The next step was to discover why proteasome activity was reduced and how it returned to normal with physical training. “This complex requires much energy to work. Because the main producer of energy in cells are the mitochondria, we hypothesized that the mitochondrial metabolism could be compromised,” explained the researcher.

“Molecular analysis conducted on the hearts of animals and cardiac cell cultures showed that, in fact, the mitochondria function well during heart failure.
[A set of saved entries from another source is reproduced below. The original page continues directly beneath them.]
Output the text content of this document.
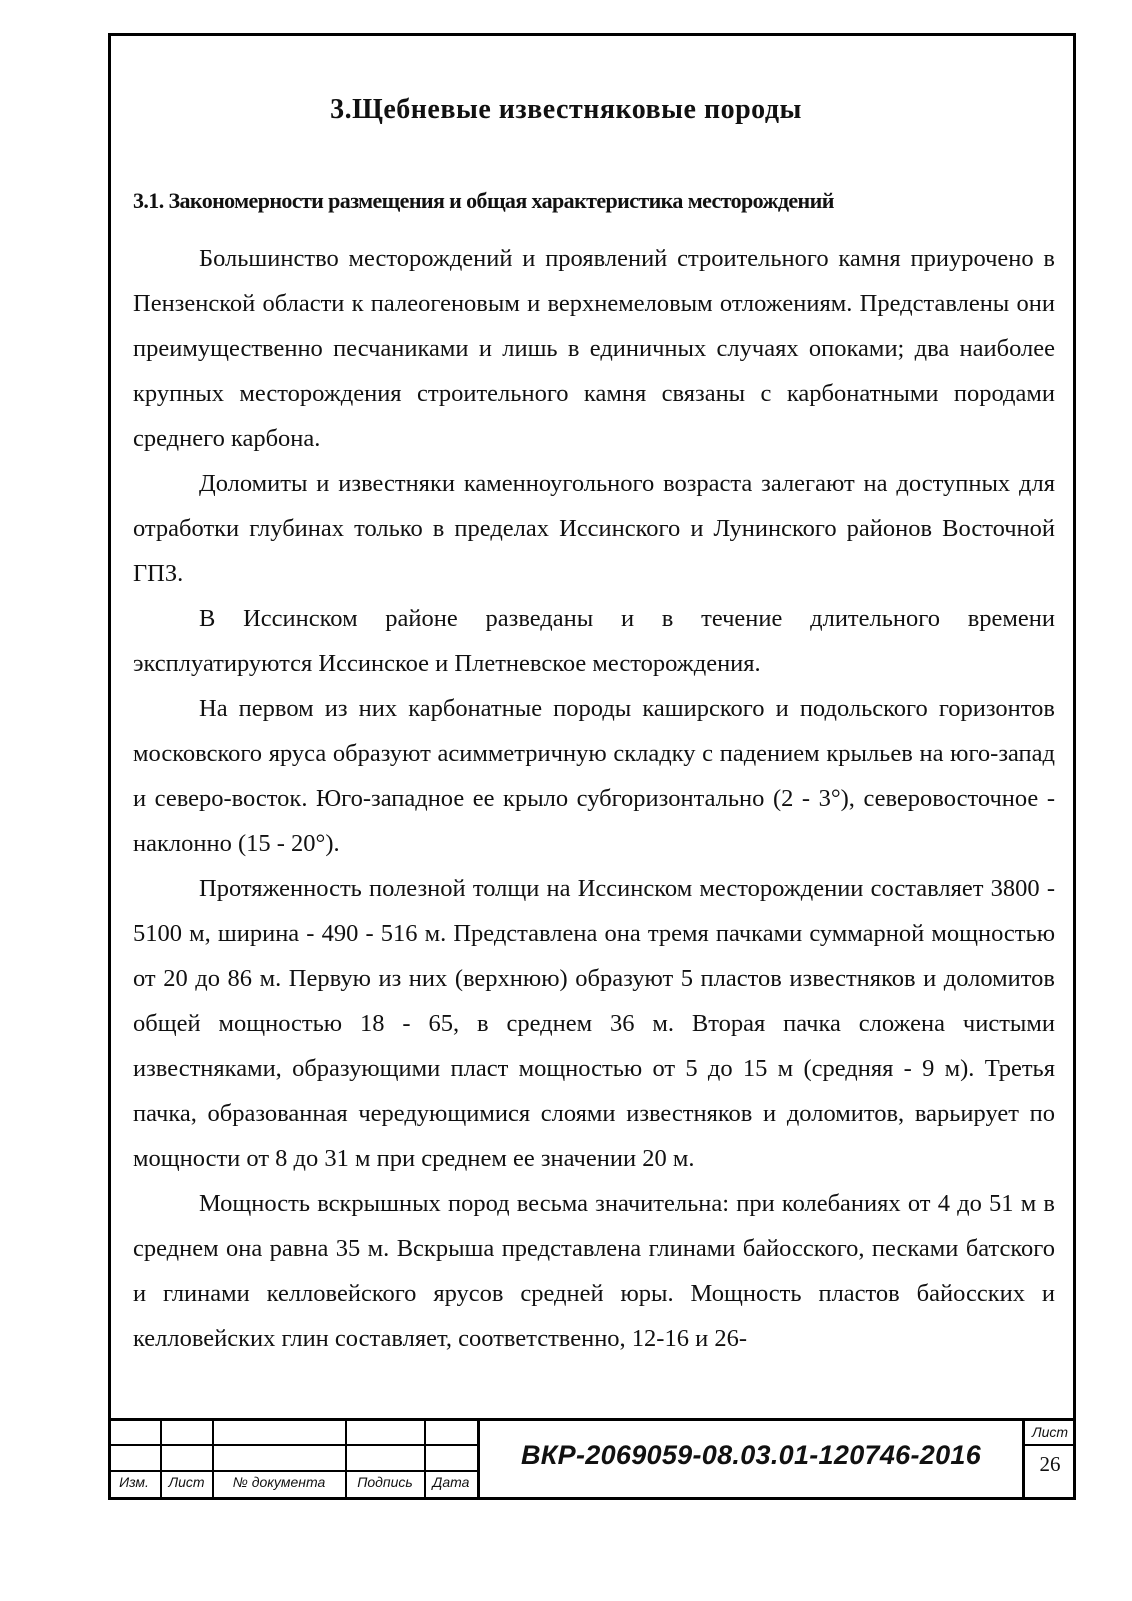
3.Щебневые известняковые породы
3.1. Закономерности размещения и общая характеристика месторождений

Большинство месторождений и проявлений строительного камня приурочено в Пензенской области к палеогеновым и верхнемеловым отложениям. Представлены они преимущественно песчаниками и лишь в единичных случаях опоками; два наиболее крупных месторождения строительного камня связаны с карбонатными породами среднего карбона.

Доломиты и известняки каменноугольного возраста залегают на доступных для отработки глубинах только в пределах Иссинского и Лунинского районов Восточной ГПЗ.

В Иссинском районе разведаны и в течение длительного времени эксплуатируются Иссинское и Плетневское месторождения.

На первом из них карбонатные породы каширского и подольского горизонтов московского яруса образуют асимметричную складку с падением крыльев на юго-запад и северо-восток. Юго-западное ее крыло субгоризонтально (2 - 3°), северовосточное - наклонно (15 - 20°).

Протяженность полезной толщи на Иссинском месторождении составляет 3800 - 5100 м, ширина - 490 - 516 м. Представлена она тремя пачками суммарной мощностью от 20 до 86 м. Первую из них (верхнюю) образуют 5 пластов известняков и доломитов общей мощностью 18 - 65, в среднем 36 м. Вторая пачка сложена чистыми известняками, образующими пласт мощностью от 5 до 15 м (средняя - 9 м). Третья пачка, образованная чередующимися слоями известняков и доломитов, варьирует по мощности от 8 до 31 м при среднем ее значении 20 м.

Мощность вскрышных пород весьма значительна: при колебаниях от 4 до 51 м в среднем она равна 35 м. Вскрыша представлена глинами байосского, песками батского и глинами келловейского ярусов средней юры. Мощность пластов байосских и келловейских глин составляет, соответственно, 12-16 и 26-

Изм.	Лист	№ документа	Подпись	Дата
ВКР-2069059-08.03.01-120746-2016
Лист
26
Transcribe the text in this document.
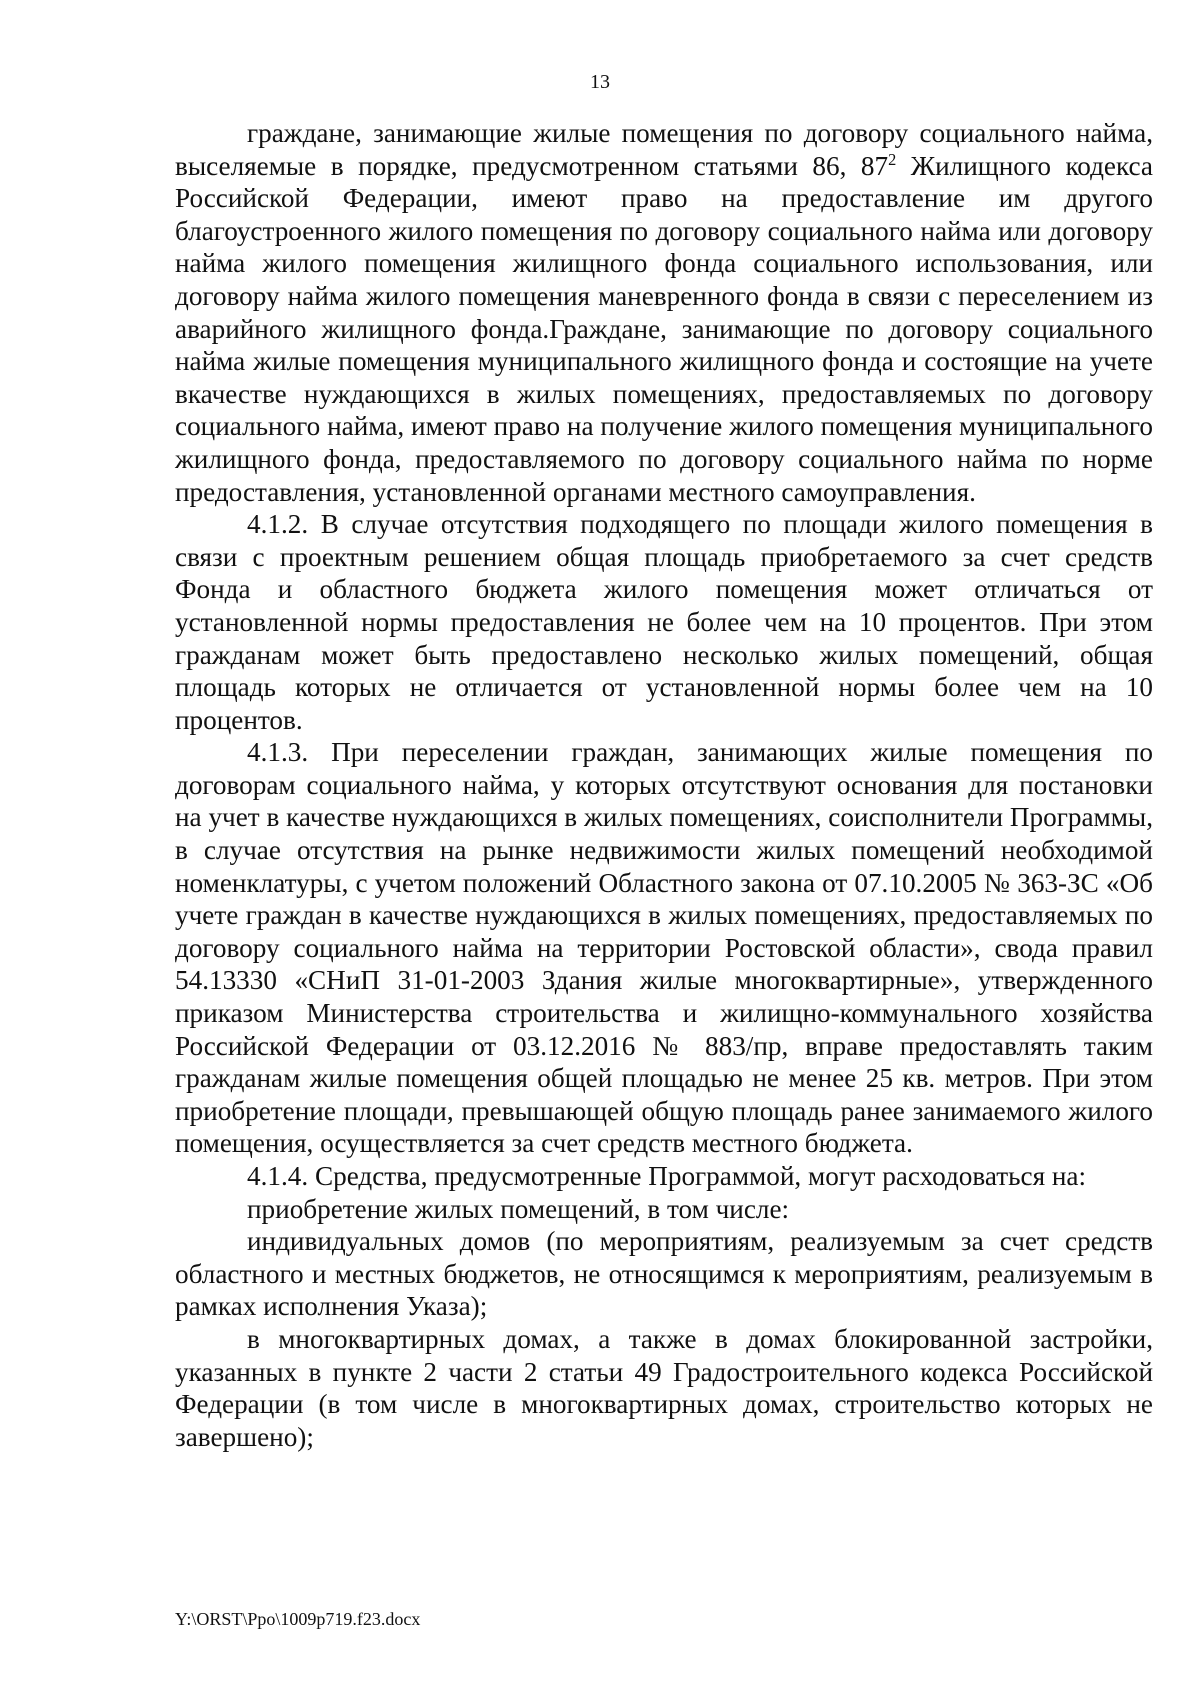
13

граждане, занимающие жилые помещения по договору социального найма, выселяемые в порядке, предусмотренном статьями 86, $87^2$ Жилищного кодекса Российской Федерации, имеют право на предоставление им другого благоустроенного жилого помещения по договору социального найма или договору найма жилого помещения жилищного фонда социального использования, или договору найма жилого помещения маневренного фонда в связи с переселением из аварийного жилищного фонда.Граждане, занимающие по договору социального найма жилые помещения муниципального жилищного фонда и состоящие на учете вкачестве нуждающихся в жилых помещениях, предоставляемых по договору социального найма, имеют право на получение жилого помещения муниципального жилищного фонда, предоставляемого по договору социального найма по норме предоставления, установленной органами местного самоуправления.

4.1.2. В случае отсутствия подходящего по площади жилого помещения в связи с проектным решением общая площадь приобретаемого за счет средств Фонда и областного бюджета жилого помещения может отличаться от установленной нормы предоставления не более чем на 10 процентов. При этом гражданам может быть предоставлено несколько жилых помещений, общая площадь которых не отличается от установленной нормы более чем на 10 процентов.

4.1.3. При переселении граждан, занимающих жилые помещения по договорам социального найма, у которых отсутствуют основания для постановки на учет в качестве нуждающихся в жилых помещениях, соисполнители Программы, в случае отсутствия на рынке недвижимости жилых помещений необходимой номенклатуры, с учетом положений Областного закона от 07.10.2005 № 363-ЗС «Об учете граждан в качестве нуждающихся в жилых помещениях, предоставляемых по договору социального найма на территории Ростовской области», свода правил 54.13330 «СНиП 31-01-2003 Здания жилые многоквартирные», утвержденного приказом Министерства строительства и жилищно-коммунального хозяйства Российской Федерации от 03.12.2016 № 883/пр, вправе предоставлять таким гражданам жилые помещения общей площадью не менее 25 кв. метров. При этом приобретение площади, превышающей общую площадь ранее занимаемого жилого помещения, осуществляется за счет средств местного бюджета.

4.1.4. Средства, предусмотренные Программой, могут расходоваться на:

приобретение жилых помещений, в том числе:

индивидуальных домов (по мероприятиям, реализуемым за счет средств областного и местных бюджетов, не относящимся к мероприятиям, реализуемым в рамках исполнения Указа);

в многоквартирных домах, а также в домах блокированной застройки, указанных в пункте 2 части 2 статьи 49 Градостроительного кодекса Российской Федерации (в том числе в многоквартирных домах, строительство которых не завершено);

Y:\ORST\Ppo\1009p719.f23.docx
“The mitochondria begin to consume less oxygen, produce less ATP (adenosine triphosphate, a molecule that stores energy), and generate excess quantities of reactive oxygen and nitrogen species,” comments Ferreira.

These free radicals can react with different molecules in the cell and cause a collapse, affirms the researcher. The oxidation of phospholipids found in the mitochondrial membrane, for example, generates an extremely reactive aldehyde, 4-hydroxynonenal (4-HNE), which directly attacks proteasome and inhibits cardiac failure.

“Physical exercise was capable of restoring the metabolism of mitochondria and, consequently, reducing the release of free radicals and their subproducts in the hearts of animals with cardiac insufficiency,” explains the researcher.

In the hearts of animals that performed physical exercise, 4-HNE levels were lower; consequently, the proteasome was less susceptible to 4-HNE attacks and worked better. “Understanding the integration of intracellular systems is the key to improving our biological understanding of cardiac cells,” said Ferreira.

The experiments were conducted during the master’s studies of Julian Cruz Campos, under the orientation of Ferreira and with a FAPESP fellowship. The study also boasted the participation of researchers Alicia Kowaltowski and Patricia Chakur Brum of USP along with Daria Mochly-Rosen of Stanford University.

Further study

The βIIV5-3 molecule developed by Ferreira’s group in partnership with Stanford deactivates a protein known as PKCβII, which also bonds with the proteasome and affects protein quality control.

Studies to transform βIIV5-3 into a medication continue and, while awaiting funding to begin clinical trials on humans, the researchers are investigating the functioning of molecules in the organism.

In the most recent studies, the researchers found that PKCβI is also one of the factors responsible for the poor function of mitochondria and that βIIV5-3 can help in this case.

“We are attempting to develop a drug that can work on key points of the biology of cardiac cells. βIIV5-3, for example, improves the quality control of proteins and restores the cellular metabolism. However, restoring quality control is useless if there is little ATP in the cell, as the proteasome needs a large amount of energy to function,” said the researcher.

For Ferreira, physical exercise is an important complementary therapy. It can help to reduce medicine dosages and consequently adverse side effects in addition to improving quality of life.

The researcher stressed, however, the importance of being under a doctor’s care for those with cardiac disease who are beginning physical exercise. “Excessive and poorly planned exertion can worsen things instead of helping,” he warns.

The article Exercise Training Restores Cardiac Protein Quality Control in Heart Failure (doi: 10.1371/journal.pone.0052764) can be read in www.plosone.org/article/info%3Adoi%2F10.1371%2Fjournal.pone.0052764.